Learn how to overcome learned helplessness, stop feeling powerless, break free from uncontrollable situations, and change your situation for a better mindset.
Have you ever felt stuck or powerless, like no matter what you do, nothing changes? That feeling of helplessness is what psychologists call learned helplessness, first studied by Maier and Martin Seligman. It can really take a toll on your self-esteem, lead to negative thought patterns, and sometimes even contribute to anxiety or depression.
Learned helplessness often shows up after going through repeated negative events you can’t control. Over time, people may stop trying or feel helpless even when there’s a real chance to change the situation. A pessimistic explanatory style or sense of lack of control can make someone more likely to experience it.
The good news? Learned helplessness isn’t permanent. With tools like cognitive behavioural therapy or CBT, learned optimism, and building resilience, people can start to take action again. Keep reading to see practical ways to overcome learned helplessness and feel more in control.
In 1967, Professors Martin Seligman and Steven F. Maier first described learned helplessness through experiments showing how repeated uncontrollable events can shape the way we think, feel, and act.
Their work helps explain why we sometimes feel stuck or powerless, even when there are opportunities to change. Understanding this theory makes it easier to see how learned helplessness can develop and why it affects both thoughts and behaviour.
Contingency is about the connection between what you do and the results you get. Learned helplessness occurs when that link seems unreliable or nonexistent.
Cognition refers to how people interpret situations and their ability to control outcomes. Awareness that your efforts don’t influence results shapes feelings of learned helplessness.
Behaviour describes the passive or avoidant actions that result from learned helplessness. When someone believes that trying is pointless, they may stop taking action, even when opportunities exist.
Feeling stuck or powerless can sometimes be more than just a temporary mood—it might be part of learned helplessness. First studied in experiments by Maier and later explored by Martin Seligman and Steven, the concept of learned helplessness is a psychological phenomenon that can affect your mental health and sense of control. Recognizing it is the first step toward understanding your reactions and regaining agency in your life.
Learned helplessness happens when people go through repeated negative events they can’t control, leading them to believe that nothing will change, no matter what they do. It can show up as:
Research shows learned helplessness may also develop in adulthood, not just in childhood, and it can sometimes contribute to stress disorder or post-traumatic stress disorder.
There are a few reasons why learned helplessness can develop:
This cycle can make someone feel like nothing will ever improve, even when there are chances to change their situation.

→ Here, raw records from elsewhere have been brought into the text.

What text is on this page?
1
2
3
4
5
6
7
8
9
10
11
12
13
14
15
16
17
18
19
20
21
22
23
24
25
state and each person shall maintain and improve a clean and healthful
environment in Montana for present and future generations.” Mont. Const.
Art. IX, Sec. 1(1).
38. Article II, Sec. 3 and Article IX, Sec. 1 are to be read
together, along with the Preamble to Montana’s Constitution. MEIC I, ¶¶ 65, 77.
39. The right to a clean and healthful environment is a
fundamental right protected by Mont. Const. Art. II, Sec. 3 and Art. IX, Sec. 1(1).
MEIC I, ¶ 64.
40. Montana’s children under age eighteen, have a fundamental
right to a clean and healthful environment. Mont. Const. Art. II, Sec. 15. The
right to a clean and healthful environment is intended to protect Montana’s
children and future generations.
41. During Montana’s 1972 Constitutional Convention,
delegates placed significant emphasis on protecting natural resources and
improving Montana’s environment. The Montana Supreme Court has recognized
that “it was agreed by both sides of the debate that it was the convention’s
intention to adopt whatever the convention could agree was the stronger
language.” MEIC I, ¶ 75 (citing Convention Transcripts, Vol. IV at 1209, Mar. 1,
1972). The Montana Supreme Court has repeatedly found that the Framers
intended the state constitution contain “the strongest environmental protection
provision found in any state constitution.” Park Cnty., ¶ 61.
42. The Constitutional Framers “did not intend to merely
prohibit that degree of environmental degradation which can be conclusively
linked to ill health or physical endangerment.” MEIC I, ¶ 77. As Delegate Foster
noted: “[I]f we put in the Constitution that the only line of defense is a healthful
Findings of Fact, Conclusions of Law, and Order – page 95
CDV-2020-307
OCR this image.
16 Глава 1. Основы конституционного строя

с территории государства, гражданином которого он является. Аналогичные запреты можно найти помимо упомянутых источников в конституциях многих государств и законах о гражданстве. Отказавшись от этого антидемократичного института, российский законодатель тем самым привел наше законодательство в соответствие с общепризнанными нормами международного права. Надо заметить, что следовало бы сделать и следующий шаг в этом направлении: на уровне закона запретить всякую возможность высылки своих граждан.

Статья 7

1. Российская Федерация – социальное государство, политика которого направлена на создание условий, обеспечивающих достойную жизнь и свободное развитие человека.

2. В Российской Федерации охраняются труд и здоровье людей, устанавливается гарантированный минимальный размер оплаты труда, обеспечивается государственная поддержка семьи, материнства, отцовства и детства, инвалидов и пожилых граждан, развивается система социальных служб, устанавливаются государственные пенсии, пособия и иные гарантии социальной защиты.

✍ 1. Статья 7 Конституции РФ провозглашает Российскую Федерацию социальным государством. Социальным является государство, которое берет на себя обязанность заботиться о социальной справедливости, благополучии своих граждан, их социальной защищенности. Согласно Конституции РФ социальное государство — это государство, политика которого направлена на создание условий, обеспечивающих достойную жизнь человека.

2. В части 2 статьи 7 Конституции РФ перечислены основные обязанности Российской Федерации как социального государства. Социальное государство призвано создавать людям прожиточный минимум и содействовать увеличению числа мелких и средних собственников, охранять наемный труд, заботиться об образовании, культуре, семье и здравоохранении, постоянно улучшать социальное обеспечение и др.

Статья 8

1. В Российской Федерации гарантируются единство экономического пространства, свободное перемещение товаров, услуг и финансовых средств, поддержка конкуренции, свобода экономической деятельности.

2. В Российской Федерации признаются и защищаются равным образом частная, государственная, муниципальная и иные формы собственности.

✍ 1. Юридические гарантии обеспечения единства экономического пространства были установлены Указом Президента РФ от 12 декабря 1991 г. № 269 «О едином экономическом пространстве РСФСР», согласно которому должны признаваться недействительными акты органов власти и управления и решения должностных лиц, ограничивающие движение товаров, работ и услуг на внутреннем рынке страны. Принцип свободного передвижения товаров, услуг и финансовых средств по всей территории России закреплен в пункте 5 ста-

Learned helplessness can happen to anyone:
Learned helplessness occurs when people feel powerless after repeated uncontrollable events. It can affect both children and adults and lead to depression, anxiety, or stress disorder. Knowing the main causes helps explain feelings of learned helplessness and ways to combat it.
Going through abuse or neglect—like domestic violence or being ignored as a child—can make you feel like your actions don’t matter. Learned helplessness may develop because these experiences create feelings of learned helplessness that stick around for a long time.
We all face challenges, but when setbacks keep piling up—at school, work, or relationships—it can really shake your confidence. Learned helplessness occurs when repeated failures make you feel that trying is pointless.
Life is unpredictable, but living in really unstable situations—like a chaotic household, sudden changes, or societal instability—can make anyone feel powerless. Learned helplessness can develop because it seems like no matter what you do, outcomes are beyond your control.
A lot of learned helplessness starts when we’re kids. If children don’t get help or are overprotected, they might feel like their efforts never matter.
How we think about ourselves matters a lot. Negative thought patterns or low self-esteem can make you feel like nothing you do matters, which contributes to learned helplessness.
Even as adults, things can make us feel stuck. Chronic illness, toxic relationships, or repeated setbacks can add to learned helplessness.
Learned helplessness can often make you feel like no matter what you do, nothing changes. Research suggests that learned helplessness can affect your thoughts, motivation, and behaviour, and spotting the signs early—like in the first experiment and other learned helplessness experiments—can help you start taking back control.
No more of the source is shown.